A Justiça Federal em São Paulo determinou a indisponibilidade dos bens móveis e imóveis da Fundação Renascer e do deputado José Bruno (DEM), bispo primaz da Igreja Renascer em Cristo.

A decisão é da juíza federal Fernanda Souza Hutzler, da 20ª Vara Federal Cível, que deferiu liminar solicitada pelo Ministério Público Federal e pela AGU (Advocacia-Geral da União) em ação civil pública por improbidade administrativa.

Na ação, a Procuradoria e a AGU pedem que a Fundação Renascer e o deputado sejam condenados a devolver aos cofres públicos R$ 1.923.173,95 recebidos do governo federal, em 2003 e em 2004 para implementar dois convênios de alfabetização de jovens e adultos do programa Brasil Alfabetizado.

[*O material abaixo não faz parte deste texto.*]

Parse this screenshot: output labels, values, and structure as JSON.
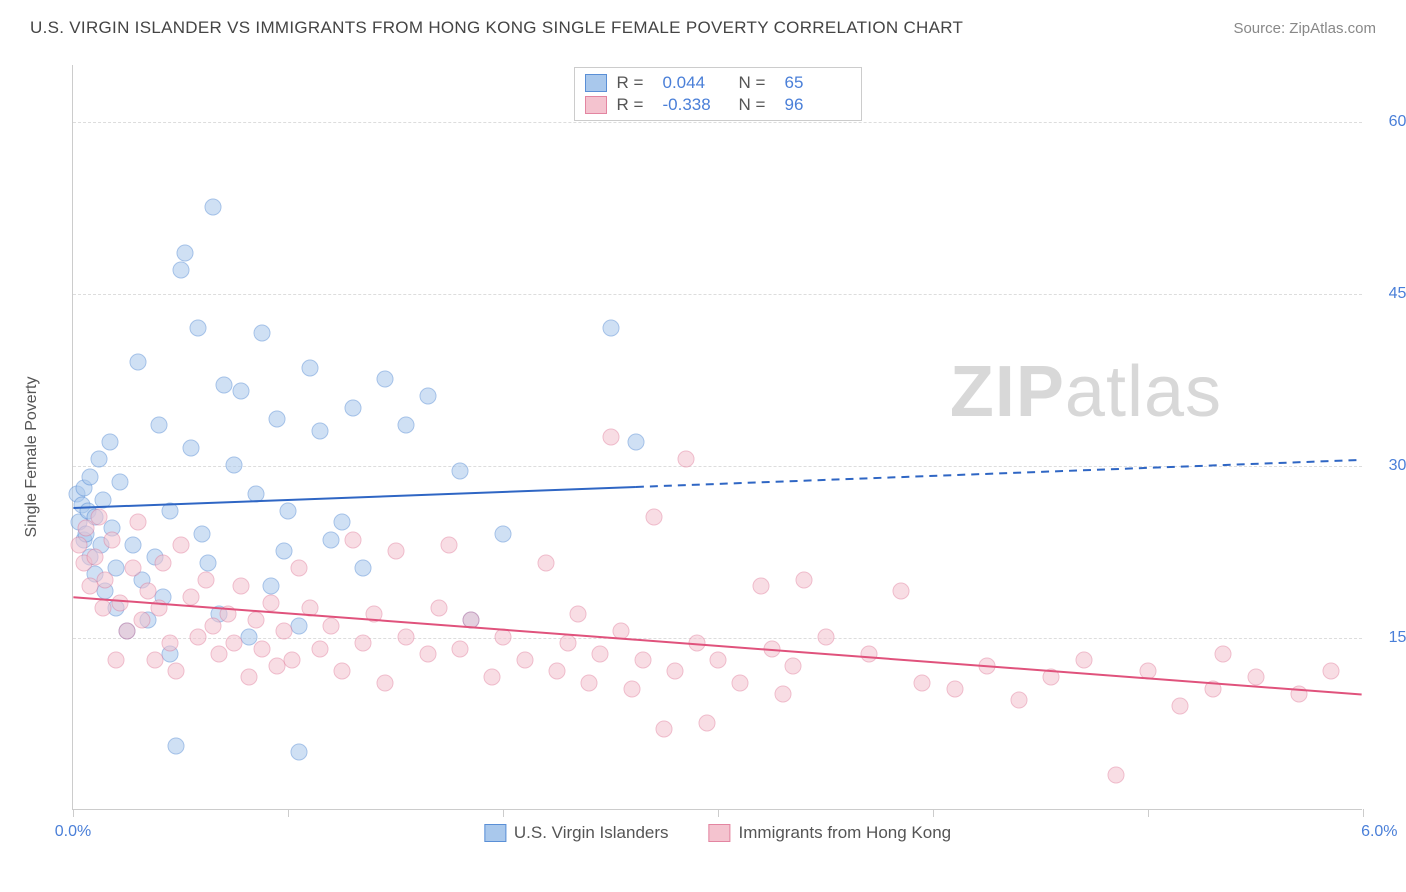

Segundo a denúncia, a Fundação Renascer, à época presidida pelo bispo José Bruno, não prestou contas adequadamente sobre como gastou os recursos de ambos os convênios que deveriam ter alfabetizado 23 mil pessoas.

Para os autores da ação, a falta de recibos, notas fiscais e a recusa de Bruno em atender aos órgãos de fiscalização demonstram que eles cometeram improbidade administrativa.

Ao final do processo, além da devolução dos valores, os autores da ação pedem que o bispo seja condenado à perda do mandato de deputado estadual.

Na decisão, a juíza ressaltou que o pedido de bloqueio de bens deve ser deferido “para que fique assegurado eventual ressarcimento de dano ao erário público, […] até mesmo porque, neste momento processual não se trata de medida punitiva, mas apenas de medida garantidora de futura e eventual reparação de dano patrimonial”.

A juíza também determinou a expedição de ofícios ao Banco Central do Brasil, ao Detran-SP (Departamento Estadual de Trânsito) de São Paulo, à Associação dos Registradores Imobiliários de São Paulo e à Comissão de Valores Mobiliários para bloquear contas, cofres e outros ativos financeiros, veículos, imóveis e ações em nome do deputado e da Igreja Renascer até que seja alcançado o valor da devolução pretendida.

Também foi determinado o envio de ofício à Secretaria do Tesouro Nacional com ordem para proibir a transferência de recursos da União aos réus.

Procurada pela reportagem, a Fundação Renascer informou por meio de sua assessoria que a igreja prefere não se manifestar e que a defesa será feita oportunamente na Justiça.

Já a assessoria do deputado José Bruno disse que ele só vai se posicionar quando tomar conhecimento da decisão, o que ainda não ocorreu.

Estados Unidos

Além desse processo instaurado a pedido da Procuradoria e da AGU por improbidade administrativa, os fundadores da Igreja Renascer em Cristo, Estevam e Sônia Hernandes, respondem a várias outras ações na Justiça de São Paulo e dos Estados Unidos.

Nos Estados Unidos, por exemplo, o casal foi condenado em agosto pelos crimes de contrabando de dinheiro e conspiração para contrabando de dinheiro.

Eles foram presos em 9 de janeiro de 2007 no aeroporto de Miami com dólares escondidos em uma bolsa, na capa de uma Bíblia, em um porta-CDs e em uma mala. Pela lei, eles deveriam ter informado, na alfândega, que portavam mais de US$ 10 mil.

Em agosto, a Justiça americana decidiu que eles terão de cumprir 140 dias de reclusão, mais cinco meses de prisão domiciliar e mais dois anos de liberdade condicional. Além disso, cada um vai pagar uma multa de US$ 30 mil.